A common alternative is to fail the configure step if the header or function is not found, while it makes a bit more sense, I still dislike that option, Sure you might be able to tell the reason why the function is needed and whether they have to install something else or upgrade their system, but in truth that made much more sense when there was near to no common ground between operating systems, and users were the common people running the ./configure script. Nowadays, that’s a task that is often limited to packagers, that know their systems much better. The alternative to failing in configure is failing during build, and it’s generally not too bad.

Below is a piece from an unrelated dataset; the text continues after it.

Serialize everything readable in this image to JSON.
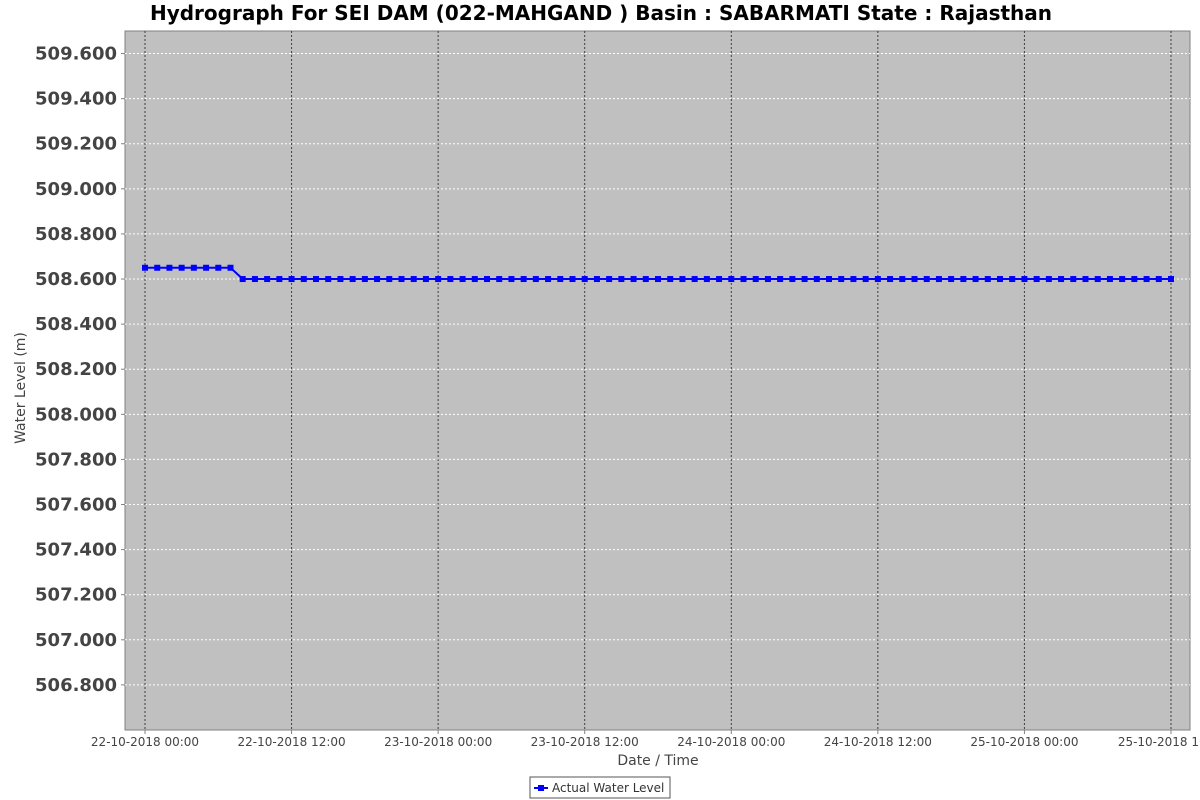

Especially since you’ll be failing build for any condition you didn’t know about beforehand.

I have another reason to provide, as for why you shouldn’t be running all those tests for things you don’t support a fallback for: autoconf provides means to pass external libraries and include directives to the compiler; since having each package provide its replacement for common function is going to cause a tremendous amount of code duplication (which in turn may cause a lot of work for packages if one of them is broken, such as dtoa() anybody remembers that?), I’m always surprised that there aren’t many more libraries that provide compatibility replacements for the functions missing in the system C library (gnulib does not count as it’s solving the problem with code replication, if not duplication). Rather than fail, or trying to understand whether you can build or not depending on the OS used, just assume their presence if you can’t go without, and leave it to the developers running that system to come up with a fix, which might involve additional tests, or might not.

My suggestion here is thus to start considering first the operating systems you’re targeting directly; try to find what actually changes between them; in most cases, for instance, you might have still pieces of very-old systems around, like the include for malloc.h that is only useful if you want to call functions such as memalign() but is not used for malloc() since, well, ever (stdlib.h is enough for that), and that will cause errors on both FreeBSD and OS X if included. So once you find that a header is not present in some of your desired operating system, look up what replaces it, then make sure to check for it properly; that means using something like this:

dnl in configure.ac
AC_CHECK_HEADERS([stdint.h inttypes.h], [break;])

/* in your C code */
#if HAVE_STDINT_H
#  include 
#else HAVE_INTTYPES_H
#  include 
#endif

This way you won’t be running checks for a number of alternative headers on all systems: most modern C99-compatible system libraries will have stdint.h available, even though a few older systems will need for inttypes.h to be discovered instead. This might sound cheap, since it’s just two headers, but especially when you’re looking for the correct place of a library header, you might end up with an alternative among three or four headers, and add a bunch of alternatives here, and you’re going to have problems. The same trick can be used for functions, and the description is also on my guide so and I’ll soon expand it to cover functions as well.

It shouldn’t “sound wrong” to have a configure.ac with near to no AC_CHECK_* call at all! Most of the tests autoconf will do for you, and you have the ability to add further, but there is no need to strain at using them when they are unneeded. Take as example the feng configure.ac — it has a few checks, of course, but they are limited to a few optional features that we workaround if missing, in the code itself. And some I would probably just remove (like making ipv6 support optional… I’d sincerely just make it work if it’s found on the system, as you still need to enable it in the configuration file to use it anyway).

And please, please, just don’t use autoscan, from now on!